Há uns meses, meu primo estava aqui em casa, passamos o dia conversando, tomando umas cervejas e ouvindo música. Passamos por muita coisa, Ben Kweller, Beatles, Doors, Stones, Strokes, Weezer, Radiohead, Hermanos... Em determinado momento, coloquei um disco do Wander Wildner e, mal começou, meu primo chiou: “Com tanta coisa boa aqui, me recuso a ouvir isso!”. Parecido aconteceu esses dias quando meu irmão veio assistir a um jogo aqui e coloquei algumas músicas do último disco do Wander, Camiñando y Cantando, no intervalo. Ao dizer que estava ouvindo direto, meu irmão perguntou se era sério isso.

Esses dois episódios recentes ilustram certa resistência que mesmo pessoas abertas musicalmente têm pelas canções de Wander Wildner. Entendo a razão, a simplicidade e ‘tosqueira’, as amarras do chamado “punk-brega” afastam parte dos ouvintes. Eu sempre tive grande afeição por pérolas como “Eu não consigo ser alegre o tempo inteiro”, “Eu tenho uma camisa escrita eu te amo” ou a maravilhosa “Mantra das possibilidades”, ainda assim, gostei mais de seu último álbum do que de qualquer outro de sua carreira.

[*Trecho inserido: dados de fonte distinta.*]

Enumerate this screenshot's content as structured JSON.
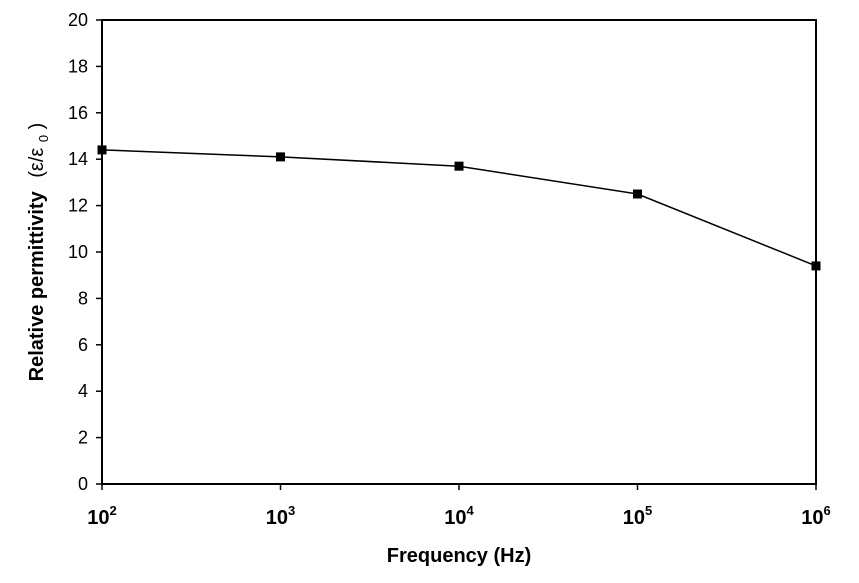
{
  "chart_data": {
    "type": "line",
    "title": "",
    "xlabel": "Frequency (Hz)",
    "ylabel": {
      "main": "Relative permittivity",
      "symbol_open": "(ε/ε",
      "symbol_sub": "0",
      "symbol_close": ")"
    },
    "x_scale": "log",
    "xlim": [
      100,
      1000000
    ],
    "x_ticks": [
      {
        "base": "10",
        "exp": "2"
      },
      {
        "base": "10",
        "exp": "3"
      },
      {
        "base": "10",
        "exp": "4"
      },
      {
        "base": "10",
        "exp": "5"
      },
      {
        "base": "10",
        "exp": "6"
      }
    ],
    "ylim": [
      0,
      20
    ],
    "y_ticks": [
      "0",
      "2",
      "4",
      "6",
      "8",
      "10",
      "12",
      "14",
      "16",
      "18",
      "20"
    ],
    "grid": false,
    "legend": "none",
    "series": [
      {
        "marker": "square",
        "color": "#000000",
        "x": [
          100,
          1000,
          10000,
          100000,
          1000000
        ],
        "y": [
          14.4,
          14.1,
          13.7,
          12.5,
          9.4
        ]
      }
    ]
  }
}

O que era considerado tosco e brega por muitos agora agrega um lirismo e melancolia que tornam o disco irresistível. Camiñando y Cantando é um álbum de viagem. Gravado após passagens do cantor pelo Uruguai, Argentina e Alemanha, o disco carrega esse clima na sonoridade mais folk, em que as guitarras de outrora dão lugar a bonitos violões, e em versos como “No walkman eu tenho carga pra seis horas e Johnny Cash” ou “Vou levantar as âncoras, abrir as trancas, sentir que o mundo é o que sou. Seguir o trilho do coração, ir para onde ele for.”

É também um conjunto de canções mais reflexivo do que sua obra anterior. E isso fica perceptível desde a primeira faixa, “As coisas mudam”, em que o cantor carrega na melancolia ao cantar a transitoriedade da vida. É um disco mais de intérprete, a maioria das músicas é de outros compositores, apesar disso todas possuem o DNA de Wander Wildner, como podemos perceber nas excelentes versões de “Viajei de Trem”, do Sérgio Sampaio e de uma “A palo seco” tão ou mais ‘sangrenta’ do que a original de Belchior. O verso sobre a maior identificação com o tango argentino do que ao blues, aliás, vem bem a calhar, pois o álbum possui um clima portenho, com três canções cantadas no espanhol peculiar do cantor e outras no clima “tango punk abolerado” como definido em “Calles de Buenos Aires”.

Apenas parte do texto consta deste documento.